In cases where service companies or oil companies themselves have helicopters for emergency; there ought to be helipads and a smooth connection with the road network. Besides, the abuse of siren on our roads has compounded medical emergency services. Motorists hardly give way to siren blaring vehicles because of blatant abuse by unauthorized persons. These constraints make the application of HSE practices difficult in the Nigerian environment.

It is ironic that the situation in the Nigerian oil industry is different from what obtains in other countries. Worldwide, the same multinational oil companies operate the oil industry. These companies apparently adhere to the stipulated rules and regulations in other climes but fail to do the same in Nigeria. While compromise and endemic corruption in the country may account for the ugly state of affairs, the low percentage of Nigerians in critical management positions is a major factor.

In an attempt to redress this gross imbalance, the federal government issued the Nigeria Content Directive (NCD) in 2005 to empower local communities in the oil industry. To date the directive requires oil companies to have 24 per cent of their staff made up of the locals. NCD is critical in HSE implementation. It is erroneous for anyone to believe that foreigners with vested interest in their turnover would be the ones to clean our backyard. The owner of the yard better clears the refuse dump behind his backyard.
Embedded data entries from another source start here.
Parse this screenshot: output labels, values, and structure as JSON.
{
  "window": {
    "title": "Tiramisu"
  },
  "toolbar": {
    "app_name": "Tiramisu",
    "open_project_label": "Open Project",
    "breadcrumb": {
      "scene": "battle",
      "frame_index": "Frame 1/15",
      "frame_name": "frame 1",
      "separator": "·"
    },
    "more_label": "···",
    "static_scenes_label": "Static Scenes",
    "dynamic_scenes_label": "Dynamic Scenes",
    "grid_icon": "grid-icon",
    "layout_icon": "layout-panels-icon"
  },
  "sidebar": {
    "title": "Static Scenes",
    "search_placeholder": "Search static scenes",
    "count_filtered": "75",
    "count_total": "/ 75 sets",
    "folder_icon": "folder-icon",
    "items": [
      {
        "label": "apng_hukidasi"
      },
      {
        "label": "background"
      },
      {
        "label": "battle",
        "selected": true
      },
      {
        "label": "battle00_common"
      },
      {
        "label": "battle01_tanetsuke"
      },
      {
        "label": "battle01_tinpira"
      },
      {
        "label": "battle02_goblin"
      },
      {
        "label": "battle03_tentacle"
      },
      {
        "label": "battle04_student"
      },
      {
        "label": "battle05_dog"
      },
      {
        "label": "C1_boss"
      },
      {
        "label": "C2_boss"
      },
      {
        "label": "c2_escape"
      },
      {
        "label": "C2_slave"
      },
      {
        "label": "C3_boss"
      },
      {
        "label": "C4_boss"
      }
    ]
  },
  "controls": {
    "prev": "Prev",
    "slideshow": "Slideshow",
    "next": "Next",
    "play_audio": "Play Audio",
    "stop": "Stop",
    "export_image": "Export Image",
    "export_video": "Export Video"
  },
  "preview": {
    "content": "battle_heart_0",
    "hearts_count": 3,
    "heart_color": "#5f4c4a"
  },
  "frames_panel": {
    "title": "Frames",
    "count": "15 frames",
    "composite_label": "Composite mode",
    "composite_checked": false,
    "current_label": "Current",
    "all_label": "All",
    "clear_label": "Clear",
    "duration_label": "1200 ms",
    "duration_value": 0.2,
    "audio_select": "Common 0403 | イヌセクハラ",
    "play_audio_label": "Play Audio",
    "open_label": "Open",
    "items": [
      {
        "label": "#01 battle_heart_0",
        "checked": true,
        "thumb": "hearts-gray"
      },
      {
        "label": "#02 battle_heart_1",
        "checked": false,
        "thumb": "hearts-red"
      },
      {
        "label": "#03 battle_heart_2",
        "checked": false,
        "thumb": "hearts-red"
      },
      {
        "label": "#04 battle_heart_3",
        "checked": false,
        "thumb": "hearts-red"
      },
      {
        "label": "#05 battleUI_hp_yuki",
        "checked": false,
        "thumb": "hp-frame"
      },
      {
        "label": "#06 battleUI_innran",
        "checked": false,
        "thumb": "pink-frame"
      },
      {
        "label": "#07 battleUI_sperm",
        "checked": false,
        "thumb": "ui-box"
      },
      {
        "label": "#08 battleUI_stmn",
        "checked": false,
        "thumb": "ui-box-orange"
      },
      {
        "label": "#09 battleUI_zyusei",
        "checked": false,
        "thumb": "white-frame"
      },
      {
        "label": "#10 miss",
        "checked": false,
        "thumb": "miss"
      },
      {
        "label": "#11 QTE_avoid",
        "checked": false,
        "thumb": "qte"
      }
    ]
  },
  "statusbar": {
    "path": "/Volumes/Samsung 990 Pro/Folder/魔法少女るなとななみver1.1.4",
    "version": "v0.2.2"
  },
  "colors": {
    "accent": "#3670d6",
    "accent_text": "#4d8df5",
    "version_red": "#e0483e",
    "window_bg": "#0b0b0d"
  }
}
The DPR conference has come at a time when the world is lamenting environmental degradation around the globe and its impact on climate change. Nigeria's oil industry is a culprit especially with regards to gas flaring. As a matter of fact, the oil companies and government know what to do to stop gas flaring but they don't want to do it. Postponing the deadline for gas flaring is not in the national interest. Government should honour its commitments with its joint venture partners and deal with this problem once and for all. The DPR should not stop to act as an active watchdog over the oil industry in the country. Its duty is to ensure that all stakeholders follow at all times the rules and regulations.